ABSTRACT
In the past two decades, Indigenous faculty and graduate students at research-intensive universities have been asserting a kind of cultural and intellectual sovereignty over their own academic production and participation. While colonization through assimilationist education suppressed – and continues to suppress – Indigenous community knowledge and Indigenous scholars have been drawing on Indigenist revival movements creating new academic works and challenging the conventions of what constitutes research. This article presents conversations in contested spaces regarding Indigenous identity and expression.

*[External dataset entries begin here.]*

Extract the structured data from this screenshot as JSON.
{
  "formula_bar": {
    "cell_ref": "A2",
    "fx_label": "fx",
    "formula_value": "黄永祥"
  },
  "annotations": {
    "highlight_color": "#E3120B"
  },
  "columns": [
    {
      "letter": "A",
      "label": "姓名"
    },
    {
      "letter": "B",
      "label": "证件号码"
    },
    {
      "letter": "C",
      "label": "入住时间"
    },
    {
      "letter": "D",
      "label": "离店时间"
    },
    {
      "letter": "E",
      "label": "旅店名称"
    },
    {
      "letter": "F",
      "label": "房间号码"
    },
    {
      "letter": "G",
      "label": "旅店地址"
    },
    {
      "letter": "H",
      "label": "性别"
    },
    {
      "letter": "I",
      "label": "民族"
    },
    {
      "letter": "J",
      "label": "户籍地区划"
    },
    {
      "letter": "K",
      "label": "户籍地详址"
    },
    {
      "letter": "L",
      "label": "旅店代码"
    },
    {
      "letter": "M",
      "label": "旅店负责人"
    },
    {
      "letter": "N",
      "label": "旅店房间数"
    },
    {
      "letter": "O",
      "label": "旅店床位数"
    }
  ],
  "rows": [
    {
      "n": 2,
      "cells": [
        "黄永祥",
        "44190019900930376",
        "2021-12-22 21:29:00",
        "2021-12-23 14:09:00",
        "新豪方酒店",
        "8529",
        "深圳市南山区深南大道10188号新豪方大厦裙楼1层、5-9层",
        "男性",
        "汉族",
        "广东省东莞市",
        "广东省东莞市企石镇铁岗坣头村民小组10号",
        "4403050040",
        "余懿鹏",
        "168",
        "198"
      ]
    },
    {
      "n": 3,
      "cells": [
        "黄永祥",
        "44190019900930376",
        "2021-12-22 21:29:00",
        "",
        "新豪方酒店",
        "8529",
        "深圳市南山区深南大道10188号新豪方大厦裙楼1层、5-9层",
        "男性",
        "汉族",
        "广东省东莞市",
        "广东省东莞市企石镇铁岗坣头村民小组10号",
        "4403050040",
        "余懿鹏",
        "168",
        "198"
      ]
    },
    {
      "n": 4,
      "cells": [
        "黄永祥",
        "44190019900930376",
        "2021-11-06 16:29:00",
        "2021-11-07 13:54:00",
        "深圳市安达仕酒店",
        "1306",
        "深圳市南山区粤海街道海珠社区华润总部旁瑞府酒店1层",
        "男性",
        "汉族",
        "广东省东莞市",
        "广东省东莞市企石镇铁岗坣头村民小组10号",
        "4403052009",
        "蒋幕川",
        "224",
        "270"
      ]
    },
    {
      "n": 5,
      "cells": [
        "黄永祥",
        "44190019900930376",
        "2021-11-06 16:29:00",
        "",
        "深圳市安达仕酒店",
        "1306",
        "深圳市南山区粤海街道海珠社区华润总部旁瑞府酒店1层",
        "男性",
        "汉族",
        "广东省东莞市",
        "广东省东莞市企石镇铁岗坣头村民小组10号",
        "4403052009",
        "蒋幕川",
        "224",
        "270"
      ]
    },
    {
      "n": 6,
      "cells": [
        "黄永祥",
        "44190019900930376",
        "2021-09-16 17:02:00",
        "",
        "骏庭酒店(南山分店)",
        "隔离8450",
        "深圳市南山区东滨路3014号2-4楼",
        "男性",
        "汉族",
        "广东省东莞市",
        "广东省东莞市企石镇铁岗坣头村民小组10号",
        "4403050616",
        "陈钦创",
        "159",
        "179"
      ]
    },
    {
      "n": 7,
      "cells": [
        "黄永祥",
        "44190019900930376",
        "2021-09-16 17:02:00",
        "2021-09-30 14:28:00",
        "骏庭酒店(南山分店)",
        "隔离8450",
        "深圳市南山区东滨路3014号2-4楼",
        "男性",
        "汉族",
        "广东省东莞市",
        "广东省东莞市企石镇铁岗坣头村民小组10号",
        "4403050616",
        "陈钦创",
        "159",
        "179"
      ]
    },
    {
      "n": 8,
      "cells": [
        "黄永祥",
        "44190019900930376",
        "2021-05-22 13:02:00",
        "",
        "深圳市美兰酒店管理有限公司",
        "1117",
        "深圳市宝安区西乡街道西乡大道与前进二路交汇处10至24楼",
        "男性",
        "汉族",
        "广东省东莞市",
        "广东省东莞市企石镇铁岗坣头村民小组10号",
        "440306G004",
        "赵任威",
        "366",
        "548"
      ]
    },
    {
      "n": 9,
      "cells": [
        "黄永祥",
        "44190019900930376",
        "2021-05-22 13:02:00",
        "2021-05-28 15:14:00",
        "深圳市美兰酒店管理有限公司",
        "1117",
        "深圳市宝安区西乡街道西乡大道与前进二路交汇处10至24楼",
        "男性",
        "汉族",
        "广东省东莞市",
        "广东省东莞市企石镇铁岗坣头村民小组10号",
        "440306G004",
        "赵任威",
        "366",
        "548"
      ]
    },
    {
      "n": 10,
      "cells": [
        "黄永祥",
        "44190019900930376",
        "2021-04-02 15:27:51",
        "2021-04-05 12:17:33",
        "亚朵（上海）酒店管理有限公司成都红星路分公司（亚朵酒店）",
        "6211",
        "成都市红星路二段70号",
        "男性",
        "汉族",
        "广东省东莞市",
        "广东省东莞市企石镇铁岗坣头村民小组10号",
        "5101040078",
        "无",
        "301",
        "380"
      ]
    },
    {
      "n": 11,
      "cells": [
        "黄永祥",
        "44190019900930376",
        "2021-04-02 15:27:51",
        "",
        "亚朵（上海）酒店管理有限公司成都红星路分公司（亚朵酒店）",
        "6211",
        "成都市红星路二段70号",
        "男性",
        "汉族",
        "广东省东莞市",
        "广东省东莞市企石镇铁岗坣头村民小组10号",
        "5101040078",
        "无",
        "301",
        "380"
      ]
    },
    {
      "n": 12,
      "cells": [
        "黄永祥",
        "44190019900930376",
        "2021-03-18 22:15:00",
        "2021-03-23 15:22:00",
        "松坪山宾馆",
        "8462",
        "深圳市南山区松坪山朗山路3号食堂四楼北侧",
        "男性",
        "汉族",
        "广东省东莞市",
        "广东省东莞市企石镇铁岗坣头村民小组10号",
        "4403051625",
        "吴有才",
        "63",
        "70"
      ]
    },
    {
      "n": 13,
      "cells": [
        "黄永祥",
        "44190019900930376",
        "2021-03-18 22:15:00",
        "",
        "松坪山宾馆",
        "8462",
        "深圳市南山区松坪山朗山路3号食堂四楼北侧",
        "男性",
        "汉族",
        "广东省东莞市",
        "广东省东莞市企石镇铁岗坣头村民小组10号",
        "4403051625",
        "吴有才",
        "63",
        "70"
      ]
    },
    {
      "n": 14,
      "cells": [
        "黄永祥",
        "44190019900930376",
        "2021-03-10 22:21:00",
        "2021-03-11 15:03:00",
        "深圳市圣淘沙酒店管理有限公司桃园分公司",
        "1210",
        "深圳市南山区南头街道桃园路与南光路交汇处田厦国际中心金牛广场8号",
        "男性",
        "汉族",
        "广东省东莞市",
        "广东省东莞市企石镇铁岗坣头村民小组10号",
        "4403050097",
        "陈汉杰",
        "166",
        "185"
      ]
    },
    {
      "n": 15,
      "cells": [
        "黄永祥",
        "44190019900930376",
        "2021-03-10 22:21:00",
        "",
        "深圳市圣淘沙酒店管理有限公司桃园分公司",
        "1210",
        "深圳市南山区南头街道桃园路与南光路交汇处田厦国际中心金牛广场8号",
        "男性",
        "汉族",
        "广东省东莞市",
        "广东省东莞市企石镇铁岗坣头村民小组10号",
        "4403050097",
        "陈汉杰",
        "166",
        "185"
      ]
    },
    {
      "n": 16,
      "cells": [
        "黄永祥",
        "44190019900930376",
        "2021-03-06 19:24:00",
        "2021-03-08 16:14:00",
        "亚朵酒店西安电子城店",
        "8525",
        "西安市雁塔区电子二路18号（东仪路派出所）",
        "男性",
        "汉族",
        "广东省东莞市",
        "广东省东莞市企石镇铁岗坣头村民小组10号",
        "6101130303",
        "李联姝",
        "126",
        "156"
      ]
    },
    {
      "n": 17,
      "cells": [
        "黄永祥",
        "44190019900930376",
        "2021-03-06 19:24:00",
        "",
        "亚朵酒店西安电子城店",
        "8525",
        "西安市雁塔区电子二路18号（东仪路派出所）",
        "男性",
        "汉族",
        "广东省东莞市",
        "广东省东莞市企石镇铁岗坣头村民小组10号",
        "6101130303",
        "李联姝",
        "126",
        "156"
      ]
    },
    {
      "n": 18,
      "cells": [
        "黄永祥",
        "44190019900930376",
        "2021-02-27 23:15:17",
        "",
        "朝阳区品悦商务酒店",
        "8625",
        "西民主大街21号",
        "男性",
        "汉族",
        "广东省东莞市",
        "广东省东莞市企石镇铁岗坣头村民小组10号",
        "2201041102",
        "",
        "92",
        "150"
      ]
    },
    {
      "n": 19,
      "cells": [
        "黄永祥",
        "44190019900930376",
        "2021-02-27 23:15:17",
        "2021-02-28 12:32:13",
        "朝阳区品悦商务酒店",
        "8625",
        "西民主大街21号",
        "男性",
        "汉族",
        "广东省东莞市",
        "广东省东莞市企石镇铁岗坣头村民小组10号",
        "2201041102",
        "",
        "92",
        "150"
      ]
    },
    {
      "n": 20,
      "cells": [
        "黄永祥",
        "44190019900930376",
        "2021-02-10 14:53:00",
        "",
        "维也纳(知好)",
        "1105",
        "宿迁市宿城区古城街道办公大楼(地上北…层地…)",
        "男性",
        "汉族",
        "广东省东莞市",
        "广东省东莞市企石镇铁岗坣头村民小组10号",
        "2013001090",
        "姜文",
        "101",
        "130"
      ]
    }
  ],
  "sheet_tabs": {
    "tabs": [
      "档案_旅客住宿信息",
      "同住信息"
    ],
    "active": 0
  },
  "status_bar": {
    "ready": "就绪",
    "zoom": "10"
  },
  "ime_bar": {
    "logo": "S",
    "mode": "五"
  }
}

It draws, in part, on the author’s own experience traveling between Indigenous communities and universities while supervising Indigenous PhD students. Universities are in conflicted positions as they ostensibly invite Indigenous expression, but resist the undoing of conventional hierarchies that maintain hegemonic equilibrium. Are Universities that open spaces for Indigenous knowledges and the place-based blending – and bending – of metaphysical and physical realities leading a paradigm change in ecological consciousness? Can Indigenous scholars and Indigenous communities be represented in academic locations in ways that redirect the goals and purposes of research and knowledge production? This writing is a reflection on emerging, and ongoing, questions of Indigenous advance in academic spaces.
Disclosure statement
No potential conflict of interest was reported by the author.
Notes
1 The Coast Salish Transformer is spelled and pronounced a number of different ways depending on the language, dialect, and orthography referenced. This spelling is connected to Halkomeylem. Note that Ellen Rice White, from Vancouver Island, uses a different spelling, XEEL’S. The Transformer (or sometimes Transformers) is not a unified classification, but rather a reference to a shared primordial understanding of creation stories and landscape among Salish peoples.